First, any remnants of sealant need to be cleaned out of the hole. This is a vital part of the preparation – any sealant left behind will prevent the epoxy from adhering to that area.
By far the quickest and most reliable way of achieving this is using a slightly larger drill bit to enlarge the hole.
Next, mix up a little epoxy resin and brush it around the newly exposed perimeter of the hole – this will help the plug to adhere to the boat.

Fill the holes with a mix of epoxy and silica dripped from the end of a mixing stick. Credit: Rupert Holmes
Once that coat has become tacky (around an hour, depending on the temperature), mask the holes from underneath to prevent epoxy dripping into the boat.
Finally, mix up some epoxy and colloidal silica to a consistency at which it will just drip off the end of a mixing stick.
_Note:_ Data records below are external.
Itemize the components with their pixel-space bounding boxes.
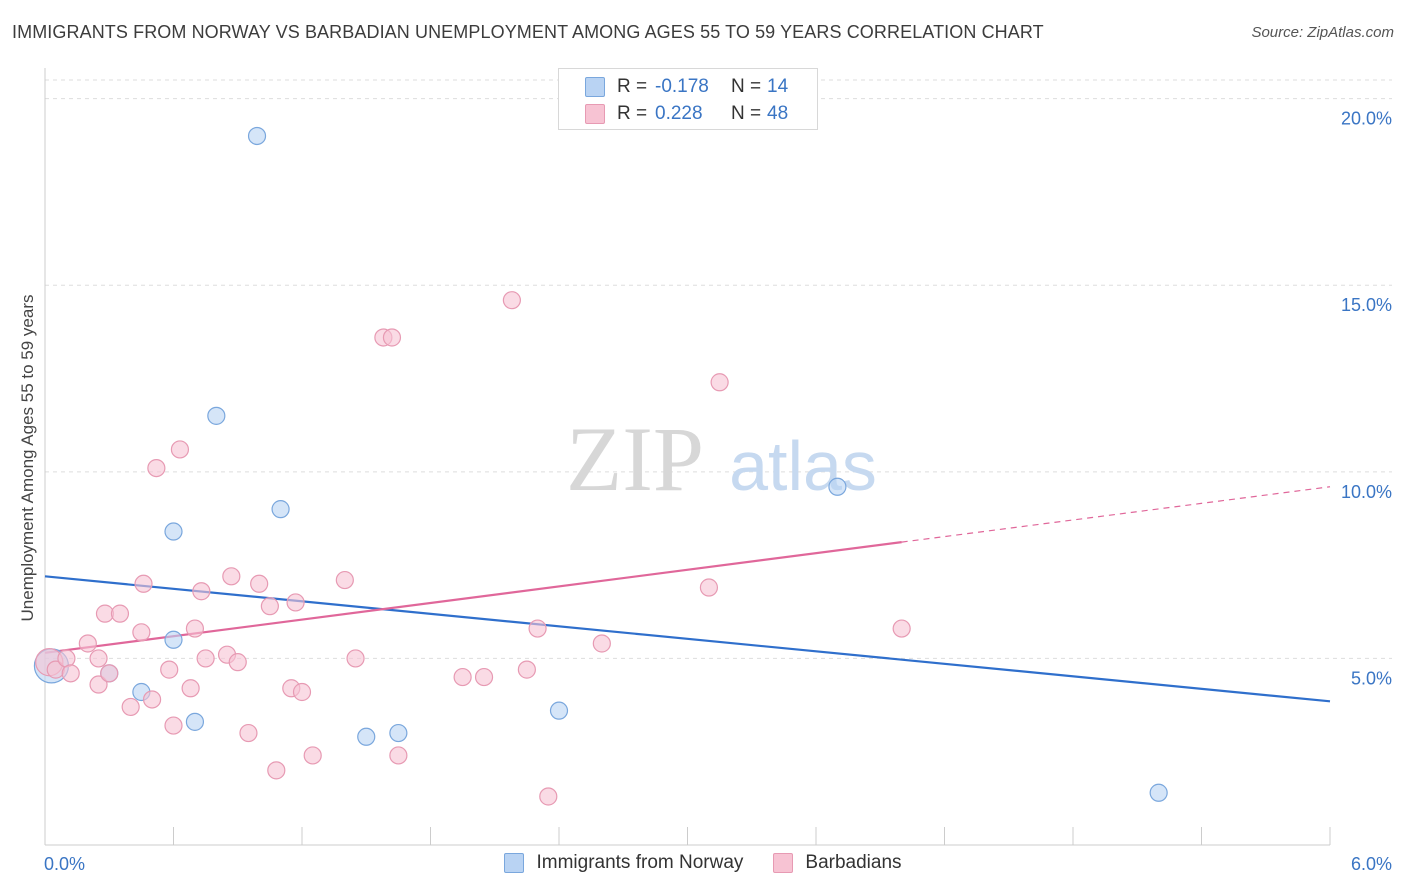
barbadian-point[interactable]	[147, 458, 166, 478]
watermark: ZIP atlas	[566, 408, 877, 510]
barbadian-point[interactable]	[517, 660, 536, 679]
norway-point[interactable]	[1149, 783, 1168, 802]
barbadian-point[interactable]	[110, 604, 130, 623]
norway-trend-line	[44, 575, 1331, 703]
barbadian-point[interactable]	[335, 570, 354, 590]
barbadian-trend-extension	[901, 486, 1331, 543]
legend-row-norway: R = -0.178 N = 14	[559, 74, 788, 100]
barbadian-point[interactable]	[382, 328, 402, 347]
r-value: -0.178	[655, 76, 709, 97]
barbadian-point[interactable]	[57, 649, 76, 668]
axes	[44, 68, 1331, 846]
watermark-zip: ZIP	[566, 408, 704, 510]
series-legend: Immigrants from Norway Barbadians	[0, 852, 1406, 874]
watermark-atlas: atlas	[729, 427, 877, 505]
norway-point[interactable]	[207, 406, 226, 425]
barbadian-point[interactable]	[892, 619, 911, 638]
barbadian-point[interactable]	[160, 660, 179, 679]
norway-point[interactable]	[549, 701, 569, 720]
barbadian-point[interactable]	[286, 593, 305, 612]
legend-item-barbadians[interactable]: Barbadians	[773, 852, 902, 874]
n-value: 14	[767, 76, 789, 97]
barbadian-point[interactable]	[100, 664, 119, 683]
barbadian-point[interactable]	[389, 746, 408, 765]
barbadian-point[interactable]	[267, 761, 286, 780]
barbadian-point[interactable]	[453, 667, 472, 687]
r-label: R =	[617, 76, 648, 97]
n-label: N =	[731, 76, 762, 97]
barbadian-point[interactable]	[164, 716, 183, 735]
barbadian-point[interactable]	[250, 574, 269, 593]
x-tick-label: 6.0%	[1351, 854, 1392, 874]
barbadian-point[interactable]	[260, 597, 279, 616]
blue-swatch	[504, 853, 525, 873]
barbadian-point[interactable]	[61, 664, 80, 683]
barbadian-point[interactable]	[134, 574, 153, 593]
blue-swatch	[585, 77, 605, 97]
barbadian-point[interactable]	[292, 682, 312, 702]
barbadian-point[interactable]	[192, 582, 211, 601]
barbadian-trend-line	[44, 541, 902, 654]
y-tick-label: 5.0%	[1351, 668, 1392, 688]
stats-legend: R = -0.178 N = 14 R = 0.228 N = 48	[558, 68, 818, 130]
norway-point[interactable]	[247, 126, 267, 146]
barbadian-point[interactable]	[710, 373, 729, 392]
barbadian-point[interactable]	[89, 675, 108, 694]
barbadian-point[interactable]	[239, 723, 258, 743]
y-tick-label: 15.0%	[1341, 295, 1392, 315]
norway-point[interactable]	[357, 727, 376, 746]
norway-point[interactable]	[271, 500, 290, 519]
y-tick-label: 20.0%	[1341, 109, 1392, 129]
norway-point[interactable]	[828, 477, 847, 496]
norway-point[interactable]	[164, 630, 183, 649]
barbadian-point[interactable]	[592, 634, 611, 653]
norway-point[interactable]	[164, 522, 183, 541]
tick-labels: 5.0% 10.0% 15.0% 20.0% 0.0% 6.0%	[44, 109, 1392, 874]
r-value: 0.228	[655, 103, 703, 124]
barbadian-point[interactable]	[185, 619, 205, 638]
barbadian-point[interactable]	[78, 634, 97, 653]
source-label: Source: ZipAtlas.com	[1251, 24, 1394, 41]
legend-label-barbadians: Barbadians	[805, 852, 902, 873]
legend-label-norway: Immigrants from Norway	[536, 852, 744, 873]
legend-row-barbadians: R = 0.228 N = 48	[559, 101, 788, 127]
barbadian-point[interactable]	[132, 623, 151, 642]
chart-title: IMMIGRANTS FROM NORWAY VS BARBADIAN UNEM…	[12, 22, 1044, 42]
barbadian-point[interactable]	[303, 746, 322, 765]
gridlines	[45, 79, 1392, 659]
n-value: 48	[767, 103, 789, 124]
barbadian-point[interactable]	[228, 653, 247, 672]
barbadian-point[interactable]	[699, 578, 719, 597]
n-label: N =	[731, 103, 762, 124]
barbadian-point[interactable]	[474, 667, 494, 687]
pink-swatch	[585, 104, 605, 124]
trend-lines	[44, 486, 1331, 703]
barbadian-point[interactable]	[528, 619, 547, 638]
barbadian-point[interactable]	[502, 291, 521, 310]
y-tick-label: 10.0%	[1341, 482, 1392, 502]
legend-item-norway[interactable]: Immigrants from Norway	[504, 852, 743, 874]
barbadian-point[interactable]	[121, 697, 140, 717]
norway-point[interactable]	[389, 723, 408, 743]
barbadian-point[interactable]	[222, 567, 241, 586]
barbadian-point[interactable]	[181, 679, 200, 698]
barbadian-point[interactable]	[346, 649, 365, 668]
pink-swatch	[773, 853, 794, 873]
barbadian-point[interactable]	[170, 440, 190, 459]
data-points	[33, 126, 1168, 806]
barbadian-point[interactable]	[196, 649, 215, 668]
x-tick-label: 0.0%	[44, 854, 85, 874]
barbadian-point[interactable]	[89, 649, 108, 668]
barbadian-point[interactable]	[142, 690, 162, 709]
r-label: R =	[617, 103, 648, 124]
barbadian-point[interactable]	[539, 787, 558, 806]
norway-point[interactable]	[185, 712, 205, 731]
You can then run the thickened mix into each bolt hole.
To achieve a perfectly flat surface, a second application is likely to be needed – it’s worth mixing this with a roughly 50/50 mix of silica and either microballoons (which are a distinctive red colour) or micro glass bubbles (off white), which makes it much easier to sand to a smooth finish.
If you have an unexpected need to fill bolt holes and can’t easily source the materials above, a sound and waterproof repair can be made using Araldite.
If you have to colour match the gelcoat, start by sanding the relevant area with 2000-grit abrasive paper, then polish to a clean, bright and fresh colour.
If the gelcoat is badly faded, you may need to start with 800-grit paper, working up through the grades to 2000.
This will then give you the original colour of the moulding.
Even professional boatbuilders are likely to spend an hour’s labour on getting the colour match right, so if you ever have professional repairs done on the hull or deck, it’s worth asking them to mix up a little extra that you can keep for small repairs.
Shelf life is generally two to three years, possibly a little longer at low temperatures.